Earlier, the UN humanitarian office OCHA said it was working to ensure aid could continue to reach tens of thousands of needy Iraqis.
In Sulaimaniyah, foreigners and others needing to leave sped to the airport before the ban took effect, while Kurds who were abroad for business or tourism rushed home.
"There have been masses of people for two days," said airport spokesman Dana Mohammad Said, adding that the airport remained open for domestic flights.
- 'Help facilitate' -Grand Ayatollah Ali al-Sistani, Iraq's highest Shiite religious authority, called for all sides "to abide by the Iraqi constitution and to appeal to High Federal Court to solve the Kurdistan crisis".
"The latest political developments should not have a negative impact on the strong relationship between sons of the homeland, Arabs, Turkmen, Kurds and others," his representative said.

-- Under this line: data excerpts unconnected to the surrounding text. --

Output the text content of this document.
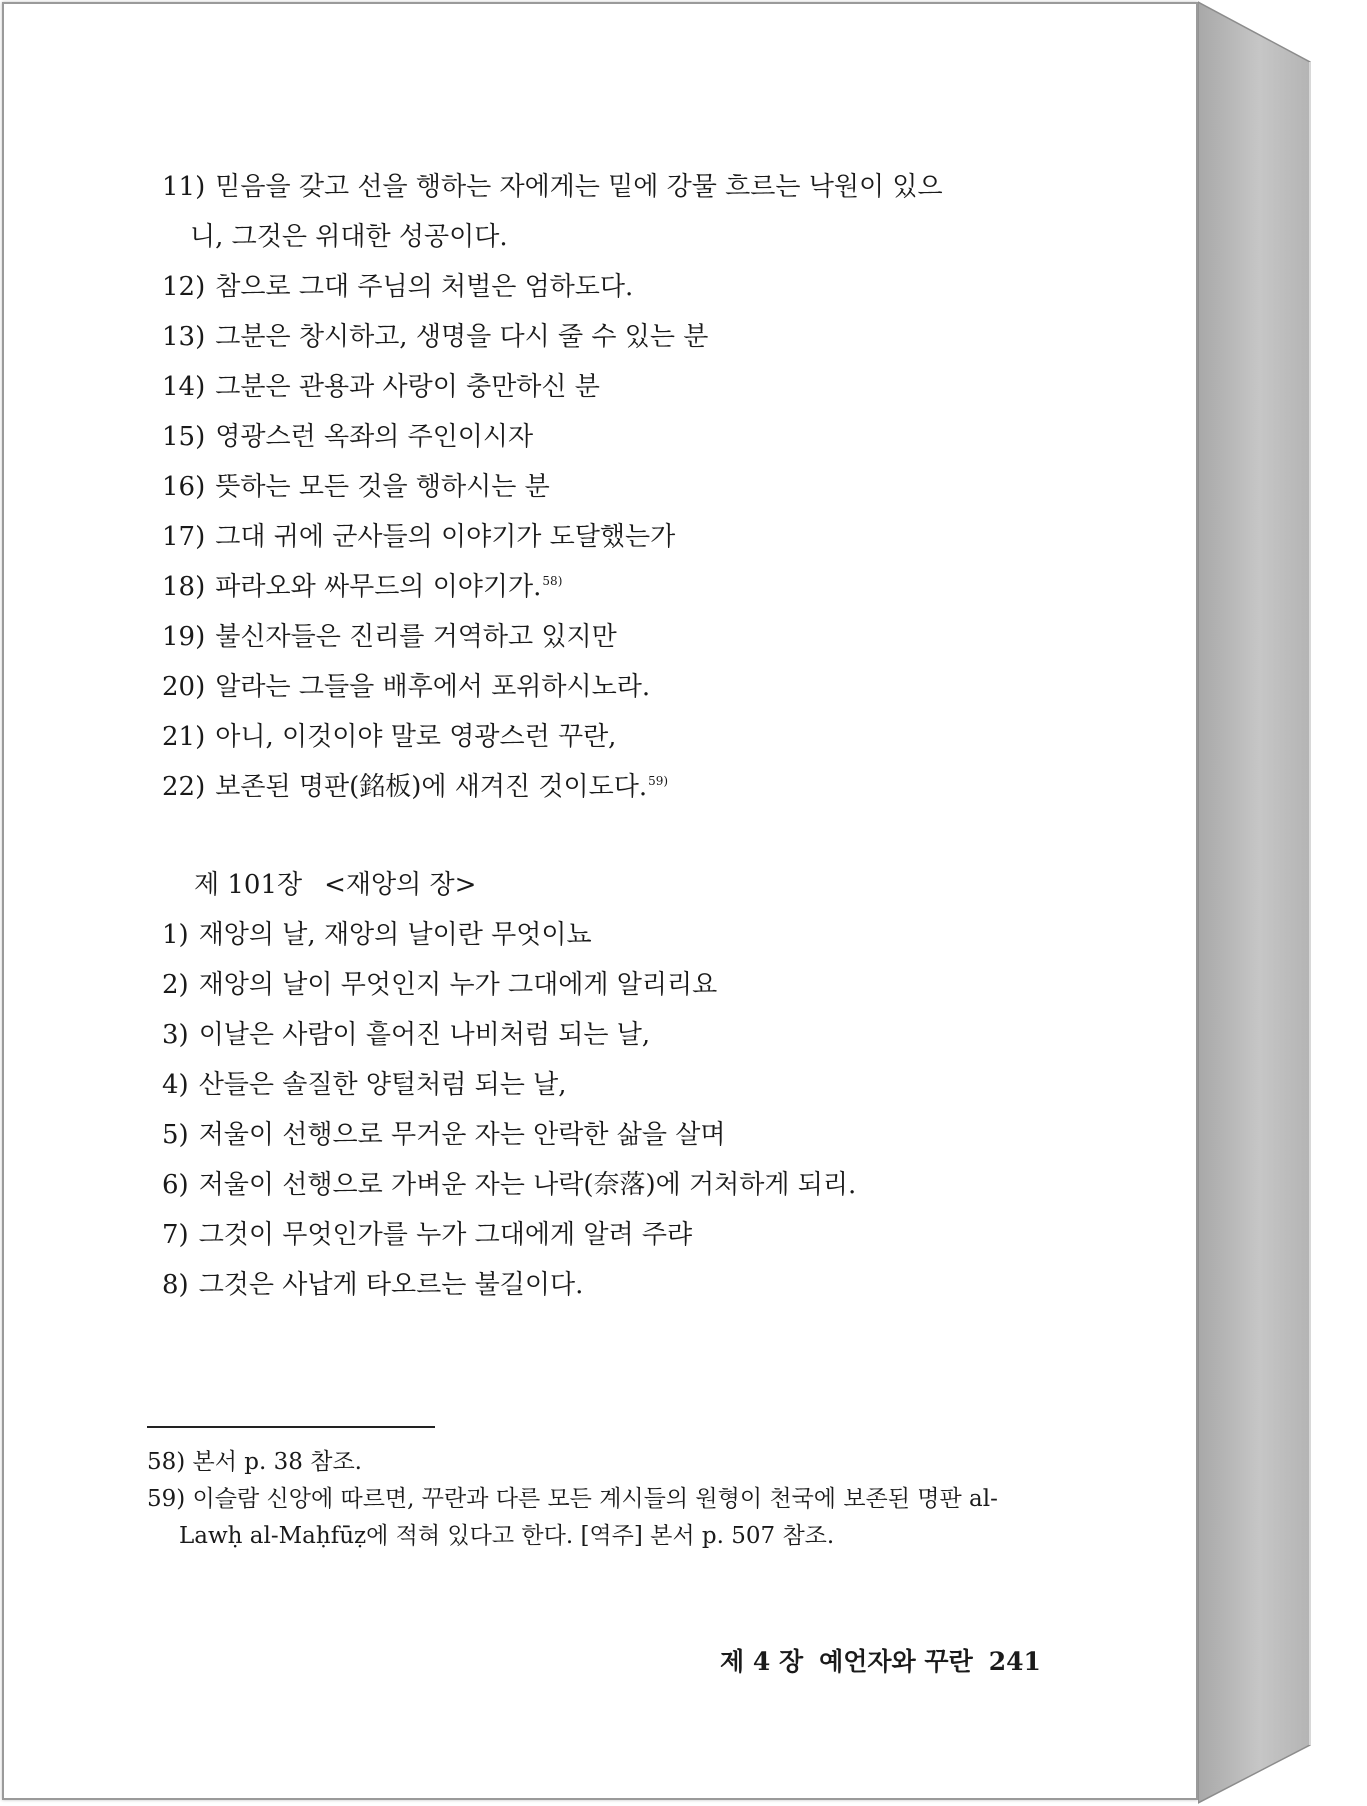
11) 믿음을 갖고 선을 행하는 자에게는 밑에 강물 흐르는 낙원이 있으
니, 그것은 위대한 성공이다.
12) 참으로 그대 주님의 처벌은 엄하도다.
13) 그분은 창시하고, 생명을 다시 줄 수 있는 분
14) 그분은 관용과 사랑이 충만하신 분
15) 영광스런 옥좌의 주인이시자
16) 뜻하는 모든 것을 행하시는 분
17) 그대 귀에 군사들의 이야기가 도달했는가
18) 파라오와 싸무드의 이야기가.$^{58)}$
19) 불신자들은 진리를 거역하고 있지만
20) 알라는 그들을 배후에서 포위하시노라.
21) 아니, 이것이야 말로 영광스런 꾸란,
22) 보존된 명판(銘板)에 새겨진 것이도다.$^{59)}$
제 101장 <재앙의 장>
1) 재앙의 날, 재앙의 날이란 무엇이뇨
2) 재앙의 날이 무엇인지 누가 그대에게 알리리요
3) 이날은 사람이 흩어진 나비처럼 되는 날,
4) 산들은 솔질한 양털처럼 되는 날,
5) 저울이 선행으로 무거운 자는 안락한 삶을 살며
6) 저울이 선행으로 가벼운 자는 나락(奈落)에 거처하게 되리.
7) 그것이 무엇인가를 누가 그대에게 알려 주랴
8) 그것은 사납게 타오르는 불길이다.

58) 본서 p. 38 참조.

59) 이슬람 신앙에 따르면, 꾸란과 다른 모든 계시들의 원형이 천국에 보존된 명판 al-Lawḥ al-Maḥfūẓ에 적혀 있다고 한다. [역주] 본서 p. 507 참조.

제 4 장 예언자와 꾸란 241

Washington said it would be prepared to "help facilitate a conversation" between Arbil and Baghdad.
"We would like to see some calm on all sides," US State Department spokeswoman Heather Nauert said, noting that the US had opposed the referendum "because we thought it would be destabilising".
On Thursday, the spokesman for the international coalition fighting IS in Iraq and neighbouring Syria said the referendum had taken focus away from the war against the jihadists.
French President Emmanuel Macron invited al-Abadi to visit Paris on October 5 to discuss the referendum and offered France's help in calming tensions.
"Faced with the priority of fighting Daesh and the stabilisation of Iraq, Iraqis must remain united," the presidency said in a statement, using another name for IS.
Iraqi forces meanwhile launched an assault on the northern town of Hawija, one of the last IS bastions in the country along with a stretch of the Euphrates Valley near the border with Syria.
Kurdish forces have been key allies in US-backed offensives against IS in both Syria and Iraq.